(a) ALJ review. To be entitled to a hearing before an ALJ, an enrollee must meet the amount in controversy requirements of this section.
(1) For ALJ hearing requests, the required amount remaining in controversy must be $100, increased by the percentage increase in the medical care component of the Consumer Price Index for All Urban Consumers (U.S. city average) as measured from July 2003 to the July preceding the current year involved.
(2) If the figure in paragraph (a)(1) of this section is not a multiple of $10, it is rounded to the nearest multiple of $10. The Secretary will publish changes to the amount in controversy requirement in the Federal Register when necessary.
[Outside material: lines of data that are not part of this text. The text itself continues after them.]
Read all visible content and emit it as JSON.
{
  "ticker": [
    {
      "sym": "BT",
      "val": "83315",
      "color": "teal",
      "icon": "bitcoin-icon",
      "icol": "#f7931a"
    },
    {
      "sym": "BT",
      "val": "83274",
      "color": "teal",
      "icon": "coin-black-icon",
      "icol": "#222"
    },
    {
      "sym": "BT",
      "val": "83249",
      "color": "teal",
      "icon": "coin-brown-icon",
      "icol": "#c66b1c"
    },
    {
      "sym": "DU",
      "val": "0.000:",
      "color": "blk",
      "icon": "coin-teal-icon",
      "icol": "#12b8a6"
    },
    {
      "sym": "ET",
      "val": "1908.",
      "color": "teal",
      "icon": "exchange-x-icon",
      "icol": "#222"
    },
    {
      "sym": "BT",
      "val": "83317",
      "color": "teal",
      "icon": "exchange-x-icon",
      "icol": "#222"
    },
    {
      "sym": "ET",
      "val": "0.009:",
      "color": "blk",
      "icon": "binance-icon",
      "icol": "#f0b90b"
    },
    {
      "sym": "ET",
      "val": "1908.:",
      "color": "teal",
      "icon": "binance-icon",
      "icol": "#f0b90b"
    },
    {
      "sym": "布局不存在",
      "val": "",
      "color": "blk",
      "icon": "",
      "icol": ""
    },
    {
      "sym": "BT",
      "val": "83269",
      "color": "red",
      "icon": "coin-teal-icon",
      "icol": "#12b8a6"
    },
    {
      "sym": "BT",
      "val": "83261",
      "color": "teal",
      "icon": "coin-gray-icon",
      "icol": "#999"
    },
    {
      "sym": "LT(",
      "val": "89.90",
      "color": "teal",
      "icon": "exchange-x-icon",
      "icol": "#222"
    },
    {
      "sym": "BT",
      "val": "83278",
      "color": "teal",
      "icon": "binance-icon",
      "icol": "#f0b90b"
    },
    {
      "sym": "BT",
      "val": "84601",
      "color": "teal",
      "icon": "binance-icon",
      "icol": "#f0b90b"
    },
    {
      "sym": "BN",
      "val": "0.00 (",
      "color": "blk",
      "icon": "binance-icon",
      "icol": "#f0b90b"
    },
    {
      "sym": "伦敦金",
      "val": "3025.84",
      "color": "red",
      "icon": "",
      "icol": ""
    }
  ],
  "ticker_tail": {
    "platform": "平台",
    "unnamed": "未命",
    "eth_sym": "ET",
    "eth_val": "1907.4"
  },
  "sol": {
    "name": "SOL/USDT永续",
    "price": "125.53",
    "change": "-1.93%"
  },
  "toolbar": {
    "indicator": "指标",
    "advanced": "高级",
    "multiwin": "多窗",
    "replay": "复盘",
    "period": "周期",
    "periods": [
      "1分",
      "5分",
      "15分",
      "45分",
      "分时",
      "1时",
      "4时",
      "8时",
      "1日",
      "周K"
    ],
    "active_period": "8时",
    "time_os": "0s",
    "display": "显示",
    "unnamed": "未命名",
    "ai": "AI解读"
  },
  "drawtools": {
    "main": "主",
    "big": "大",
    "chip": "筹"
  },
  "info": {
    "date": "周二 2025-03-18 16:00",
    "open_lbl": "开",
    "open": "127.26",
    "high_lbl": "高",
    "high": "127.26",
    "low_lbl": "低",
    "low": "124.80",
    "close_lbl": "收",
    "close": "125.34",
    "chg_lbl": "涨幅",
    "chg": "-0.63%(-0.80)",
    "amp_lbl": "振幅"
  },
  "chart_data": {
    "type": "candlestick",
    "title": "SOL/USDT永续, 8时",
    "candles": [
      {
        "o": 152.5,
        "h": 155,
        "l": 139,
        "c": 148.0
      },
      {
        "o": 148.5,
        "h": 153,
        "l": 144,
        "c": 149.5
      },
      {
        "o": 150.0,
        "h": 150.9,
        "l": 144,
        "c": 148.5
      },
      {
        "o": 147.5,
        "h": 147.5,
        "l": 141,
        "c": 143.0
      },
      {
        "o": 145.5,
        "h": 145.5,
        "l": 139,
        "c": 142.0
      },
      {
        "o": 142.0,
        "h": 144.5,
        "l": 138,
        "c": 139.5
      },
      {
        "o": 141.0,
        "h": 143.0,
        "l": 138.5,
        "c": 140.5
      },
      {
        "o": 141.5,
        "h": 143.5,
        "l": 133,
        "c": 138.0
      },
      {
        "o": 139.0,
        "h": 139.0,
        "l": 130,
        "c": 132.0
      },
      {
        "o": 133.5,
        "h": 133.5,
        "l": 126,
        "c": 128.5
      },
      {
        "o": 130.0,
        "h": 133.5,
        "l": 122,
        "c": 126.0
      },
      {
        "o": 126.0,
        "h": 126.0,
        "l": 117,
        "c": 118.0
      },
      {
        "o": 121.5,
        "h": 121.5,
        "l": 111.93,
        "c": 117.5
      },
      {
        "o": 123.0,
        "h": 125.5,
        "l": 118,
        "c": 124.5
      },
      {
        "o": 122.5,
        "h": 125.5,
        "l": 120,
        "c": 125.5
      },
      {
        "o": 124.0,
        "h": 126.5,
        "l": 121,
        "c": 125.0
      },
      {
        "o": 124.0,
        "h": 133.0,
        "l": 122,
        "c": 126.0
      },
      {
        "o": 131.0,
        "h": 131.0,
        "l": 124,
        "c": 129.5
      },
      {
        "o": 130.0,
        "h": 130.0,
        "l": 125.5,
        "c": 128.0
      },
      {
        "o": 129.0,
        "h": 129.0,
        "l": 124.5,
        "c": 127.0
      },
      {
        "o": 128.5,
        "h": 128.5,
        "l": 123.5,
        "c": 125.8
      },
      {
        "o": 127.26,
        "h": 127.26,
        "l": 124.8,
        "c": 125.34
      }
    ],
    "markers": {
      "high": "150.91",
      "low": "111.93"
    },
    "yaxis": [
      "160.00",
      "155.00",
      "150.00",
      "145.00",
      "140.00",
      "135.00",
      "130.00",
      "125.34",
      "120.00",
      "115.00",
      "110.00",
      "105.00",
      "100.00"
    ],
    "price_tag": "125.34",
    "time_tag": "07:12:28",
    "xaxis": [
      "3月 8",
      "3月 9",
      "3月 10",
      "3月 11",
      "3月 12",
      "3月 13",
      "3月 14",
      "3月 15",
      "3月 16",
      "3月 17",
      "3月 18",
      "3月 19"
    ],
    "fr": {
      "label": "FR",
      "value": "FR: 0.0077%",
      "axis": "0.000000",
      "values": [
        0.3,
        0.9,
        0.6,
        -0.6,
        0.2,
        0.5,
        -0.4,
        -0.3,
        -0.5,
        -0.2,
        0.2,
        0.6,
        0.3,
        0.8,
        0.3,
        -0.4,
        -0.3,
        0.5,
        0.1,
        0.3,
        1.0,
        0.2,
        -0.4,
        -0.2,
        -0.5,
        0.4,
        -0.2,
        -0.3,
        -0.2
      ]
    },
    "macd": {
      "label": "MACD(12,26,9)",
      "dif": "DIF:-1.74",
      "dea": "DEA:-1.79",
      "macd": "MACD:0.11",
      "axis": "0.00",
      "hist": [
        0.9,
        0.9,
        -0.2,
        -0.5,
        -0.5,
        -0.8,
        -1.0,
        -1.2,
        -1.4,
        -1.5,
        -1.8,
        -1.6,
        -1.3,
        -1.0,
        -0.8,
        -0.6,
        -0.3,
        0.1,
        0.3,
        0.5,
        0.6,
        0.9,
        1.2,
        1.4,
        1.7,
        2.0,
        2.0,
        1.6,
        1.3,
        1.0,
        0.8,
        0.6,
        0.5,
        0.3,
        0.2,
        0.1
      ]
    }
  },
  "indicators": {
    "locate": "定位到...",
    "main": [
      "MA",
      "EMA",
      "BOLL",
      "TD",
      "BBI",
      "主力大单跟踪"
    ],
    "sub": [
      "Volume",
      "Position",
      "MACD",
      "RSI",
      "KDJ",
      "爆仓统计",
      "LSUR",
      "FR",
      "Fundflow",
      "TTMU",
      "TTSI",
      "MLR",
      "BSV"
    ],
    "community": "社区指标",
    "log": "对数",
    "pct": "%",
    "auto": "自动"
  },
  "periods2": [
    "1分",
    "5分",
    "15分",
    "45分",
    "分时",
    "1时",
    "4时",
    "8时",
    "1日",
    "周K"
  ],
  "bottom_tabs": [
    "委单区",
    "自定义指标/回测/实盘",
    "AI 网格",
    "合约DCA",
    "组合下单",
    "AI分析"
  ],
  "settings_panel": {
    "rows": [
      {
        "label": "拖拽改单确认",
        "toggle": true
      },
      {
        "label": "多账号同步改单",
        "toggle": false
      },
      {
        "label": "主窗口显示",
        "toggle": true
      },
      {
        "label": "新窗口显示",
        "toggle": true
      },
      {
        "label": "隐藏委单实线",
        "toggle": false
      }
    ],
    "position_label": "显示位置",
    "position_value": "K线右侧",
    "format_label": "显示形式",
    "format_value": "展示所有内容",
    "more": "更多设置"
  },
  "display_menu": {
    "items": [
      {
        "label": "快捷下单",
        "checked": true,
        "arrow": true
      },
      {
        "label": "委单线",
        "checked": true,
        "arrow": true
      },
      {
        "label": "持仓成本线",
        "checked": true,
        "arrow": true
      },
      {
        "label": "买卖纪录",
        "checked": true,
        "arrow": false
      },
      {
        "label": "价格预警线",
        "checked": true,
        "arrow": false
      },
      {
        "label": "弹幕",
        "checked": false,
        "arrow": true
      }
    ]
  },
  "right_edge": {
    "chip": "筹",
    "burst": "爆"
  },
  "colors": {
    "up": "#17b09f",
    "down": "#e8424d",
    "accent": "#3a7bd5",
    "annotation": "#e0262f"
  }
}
(b) Judicial review. To be entitled to judicial review, the enrollee must meet the amount in controversy requirements of this subpart at the time it requests judicial review. For review requests, the required amount remaining in controversy must be $1,000 or more, adjusted as specified in paragraphs (a)(1) and (2) of this section.
(c) Calculating the amount remaining in controversy.
(1) The amount remaining in controversy is computed as the projected value described in paragraph (c)(2) or (3) of this section, reduced by any cost sharing amounts, including deductible, coinsurance, or copayment amounts that may be collected from the enrollee for the Part D drug(s).
(2) If the basis for the appeal is the refusal by the Part D plan sponsor to provide drug benefits, the projected value of those benefits is used to compute the amount remaining in controversy. The projected value of a Part D drug or drugs must include any costs the enrollee could incur based on the number of refills prescribed for the drug(s) in dispute during the plan year.
(3) If the basis for the appeal is an at-risk determination made under a drug management program in accordance with § 423.153(f), the projected value of the drugs subject to the drug management program is used to compute the amount remaining in controversy. The projected value of the drugs subject to the drug management program shall include the value of any refills prescribed for the drug(s) in dispute during the plan year.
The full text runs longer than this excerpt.